Ahora están tomando la birra que acaba de traer Joe. Está bien helada, por lo que Joe le dice: Está buena, ¿no?…

A lo que responde: ¡Diez puntos!…

Sosegados por el sabor bien frío de la cerveza, siguen conversando animadamente. La charla va derivando, con prontitud, hacia cuestiones si se quiere filosóficas, porque Joe le dice que la sociedad quiere tenerlos a raya para que no le disputen el poder a los que mandan.
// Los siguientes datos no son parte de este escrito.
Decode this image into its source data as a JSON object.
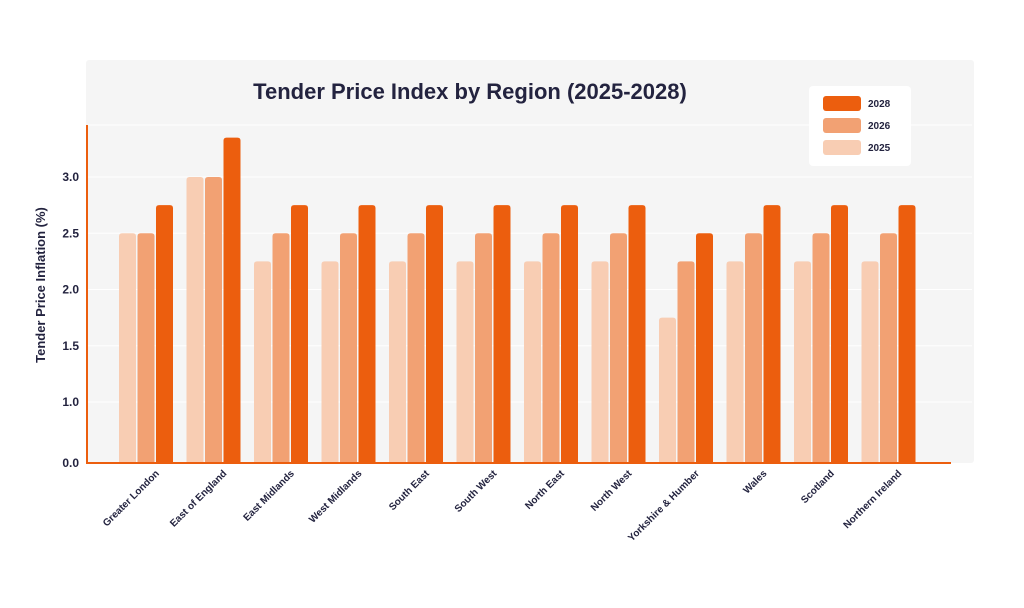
{
  "chart_data": {
    "type": "bar",
    "title": "Tender Price Index by Region (2025-2028)",
    "xlabel": "",
    "ylabel": "Tender Price Inflation (%)",
    "yticks": [
      "0.0",
      "1.0",
      "1.5",
      "2.0",
      "2.5",
      "3.0"
    ],
    "categories": [
      "Greater London",
      "East of England",
      "East Midlands",
      "West Midlands",
      "South East",
      "South West",
      "North East",
      "North West",
      "Yorkshire & Humber",
      "Wales",
      "Scotland",
      "Northern Ireland"
    ],
    "series": [
      {
        "name": "2025",
        "color": "#f8cdb3",
        "values": [
          2.5,
          3.0,
          2.25,
          2.25,
          2.25,
          2.25,
          2.25,
          2.25,
          1.75,
          2.25,
          2.25,
          2.25
        ]
      },
      {
        "name": "2026",
        "color": "#f2a173",
        "values": [
          2.5,
          3.0,
          2.5,
          2.5,
          2.5,
          2.5,
          2.5,
          2.5,
          2.25,
          2.5,
          2.5,
          2.5
        ]
      },
      {
        "name": "2028",
        "color": "#ec5e0e",
        "values": [
          2.75,
          3.35,
          2.75,
          2.75,
          2.75,
          2.75,
          2.75,
          2.75,
          2.5,
          2.75,
          2.75,
          2.75
        ]
      }
    ],
    "legend": {
      "position": "top-right",
      "order": [
        "2028",
        "2026",
        "2025"
      ]
    },
    "grid": true,
    "axis_color": "#ec5e0e",
    "text_color": "#23233f"
  }
}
Pero si no le disputamos el poder, continúa, vivirán eternamente cagándonos.

¿O ellos o nosotros?…, pregunta entonces.

¡Exactamente!…, responde Joe, que se pone a explicarle a continuación lo que hay que hacer en esas circunstancias. Le dice, así que como viven en el capitalismo –sistema en el que probablemente vivan no solamente ellos sino además sus hijos, nietos y toda su descendencia–, sería utópico y descabellado pretender reemplazar lo que, a todas luces, se ve irremplazable. Por lo que la cosa pasa, según Joe, por disputar porciones de poder dentro del propio sistema, lo cual no supone ninguna revolución, desde luego, pero sí una modificación de las relaciones de fuerza en el interior mismo de esa sociedad.

Para eso nació el sindicalismo, explica, didáctico, Joe, y para eso debería seguir existiendo si no fuera por la runfla de burócratas mafiosos que aquí, y en todo el mundo, se han apropiado de las estructuras sindicales.

Él lo mira nuevamente en silencio, pero ya no con recelo sino cautivado por lo que Joe le explica, como si fuese una revelación.

¿Sabés qué tenemos que hacer?…, ahora le pregunta el apóstol de la causa popular, al tiempo que responde: ¡Tenemos que crear un sindicato de motoqueros!… Un sindicato que proteja nuestros intereses, que le ponga límite a la explotación infinita a la que estamos sometidos, que nos permita mejorar nuestros salarios miserables.

¿Y cómo se hace eso?…, a su vez pregunta él, tomando otro trago.